Venous Thromboembolism in Patients with Motor Neuron Disease – Are We Undercounting?
Pyarali FF, Allen S, Frank S, Tamondong R and Elsayegh A
Published on: 2023-11-20
Abstract
Introduction
Venous thromboembolism (VTE) in patients with motor neuron disease (MND) is a known complication, though the overall incidence and associated risk factors are less clear. We analyzed the incidence of VTE in a cohort of patients with MND in a single center.
Methods
541 patients with a diagnosis of amyotrophic lateral sclerosis (ALS), primary lateral sclerosis (PLS) or other adult MND, were reviewed. The primary outcome measure was symptomatic VTE (pulmonary embolism, deep venous thrombosis or both), at or after onset of symptoms related to their MND diagnosis.
Results
The overall incidence of VTE in patients with MND was 9.6% (52/541 patients). Of the 52 patients who were identified as having VTE, 75% (39 patients) were diagnosed with only DVT, 17% with DVT and PE, and 7% with solely PE (4 patients).

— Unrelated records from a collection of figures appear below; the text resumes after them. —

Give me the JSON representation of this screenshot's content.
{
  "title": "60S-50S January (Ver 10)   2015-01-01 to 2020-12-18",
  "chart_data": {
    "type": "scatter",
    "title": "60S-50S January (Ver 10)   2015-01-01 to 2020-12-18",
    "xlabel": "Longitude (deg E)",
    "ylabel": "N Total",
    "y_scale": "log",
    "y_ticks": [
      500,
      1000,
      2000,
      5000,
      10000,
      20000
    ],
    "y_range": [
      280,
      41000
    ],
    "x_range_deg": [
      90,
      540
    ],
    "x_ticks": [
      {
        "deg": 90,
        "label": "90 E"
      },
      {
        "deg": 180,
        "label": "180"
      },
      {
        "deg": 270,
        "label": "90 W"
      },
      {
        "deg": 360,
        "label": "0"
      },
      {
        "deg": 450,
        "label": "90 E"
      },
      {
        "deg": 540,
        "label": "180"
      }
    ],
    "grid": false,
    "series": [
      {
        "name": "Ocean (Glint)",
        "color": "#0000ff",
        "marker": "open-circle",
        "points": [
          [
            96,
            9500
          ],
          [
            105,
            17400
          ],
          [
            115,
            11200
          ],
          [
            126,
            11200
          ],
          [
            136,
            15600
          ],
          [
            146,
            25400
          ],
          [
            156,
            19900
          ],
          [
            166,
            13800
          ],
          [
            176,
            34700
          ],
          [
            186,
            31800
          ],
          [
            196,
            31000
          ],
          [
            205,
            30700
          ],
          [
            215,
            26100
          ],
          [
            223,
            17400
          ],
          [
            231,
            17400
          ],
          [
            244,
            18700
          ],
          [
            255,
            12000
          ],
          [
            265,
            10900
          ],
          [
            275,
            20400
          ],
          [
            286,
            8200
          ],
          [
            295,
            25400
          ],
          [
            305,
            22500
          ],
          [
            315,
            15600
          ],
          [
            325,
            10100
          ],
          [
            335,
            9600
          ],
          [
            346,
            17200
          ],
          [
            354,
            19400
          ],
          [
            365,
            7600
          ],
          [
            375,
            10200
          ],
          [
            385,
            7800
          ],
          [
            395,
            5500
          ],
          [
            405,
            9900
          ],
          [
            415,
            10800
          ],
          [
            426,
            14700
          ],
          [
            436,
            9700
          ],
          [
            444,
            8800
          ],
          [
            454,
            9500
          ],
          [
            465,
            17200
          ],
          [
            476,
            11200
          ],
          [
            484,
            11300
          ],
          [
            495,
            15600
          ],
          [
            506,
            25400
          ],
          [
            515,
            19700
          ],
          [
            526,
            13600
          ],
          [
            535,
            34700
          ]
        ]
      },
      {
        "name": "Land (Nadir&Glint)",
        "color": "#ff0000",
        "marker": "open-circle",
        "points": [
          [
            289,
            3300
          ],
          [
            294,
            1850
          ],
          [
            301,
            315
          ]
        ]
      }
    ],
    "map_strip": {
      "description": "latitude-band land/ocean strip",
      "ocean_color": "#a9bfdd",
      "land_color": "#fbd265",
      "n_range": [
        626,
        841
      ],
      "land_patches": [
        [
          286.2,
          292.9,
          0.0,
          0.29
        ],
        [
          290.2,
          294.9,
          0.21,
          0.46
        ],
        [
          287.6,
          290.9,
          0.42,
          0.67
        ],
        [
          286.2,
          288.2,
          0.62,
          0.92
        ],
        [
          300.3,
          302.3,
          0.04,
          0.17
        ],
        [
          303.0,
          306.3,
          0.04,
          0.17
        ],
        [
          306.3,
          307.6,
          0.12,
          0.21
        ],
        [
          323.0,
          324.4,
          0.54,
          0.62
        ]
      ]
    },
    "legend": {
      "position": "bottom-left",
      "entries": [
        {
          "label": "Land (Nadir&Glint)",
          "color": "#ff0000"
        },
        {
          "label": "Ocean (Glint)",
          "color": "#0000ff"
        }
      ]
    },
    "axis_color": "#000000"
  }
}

The incidence of VTE was higher among patients with PLS compared to those without PLS (31% PLS vs. 9.1% non-PLS, p=0.01).
Conclusion
The incidence of VTE in MND in our patient cohort was notable and higher than the noted risk of VTE in the general elderly population. The incidence was higher among the subset of patients with PLS. These results may be under-represented due to decrease in clinic visits towards the end of life, shortness of breath being attributed to diaphragmatic weakness, and fewer diagnostic tests performed towards the end of life. Future studies identifying high-risk patients within this population could lead to earlier detection, prevention and treatment of VTE in patients with MND and improve quality of life.
Keywords
Venous Thromboembolism; Motor neuron disease; Amyotrophic lateral sclerosis; EpidemiologyIntroduction
Venous thromboembolism (VTE) is a well-established cause of morbidity and mortality in the adult population [1]. The risk of VTE is known to increase with age and prolonged immobilization, amongst other risk factors [1]. Neurologic diseases that cause lower limb immobility are known to have an increased risk of VTE [2]. VTE is a known complication of motor neuron diseases like amyotrophic lateral sclerosis, but the studies evaluating its incidence have had low sample sizes. We aimed to further delineate the incidence of VTE in our population of patients with motor neuron diseases, and to determine whether this risk is different among the various MND subtypes.
Methods
We retrospectively reviewed patients with a diagnosis of ALS, primary lateral sclerosis (PLS), or other motor neuron disease at our institution between 2017 and 2021. Patients were excluded if they were under 18 years old and if they had not been formally evaluated by the institution’s ALS multidisciplinary clinic. The medical record was queried to determine if the patient has had a VTE event, including pulmonary embolism, deep venous thrombosis, or both. Progress notes, imaging studies, medications, and problem lists were evaluated.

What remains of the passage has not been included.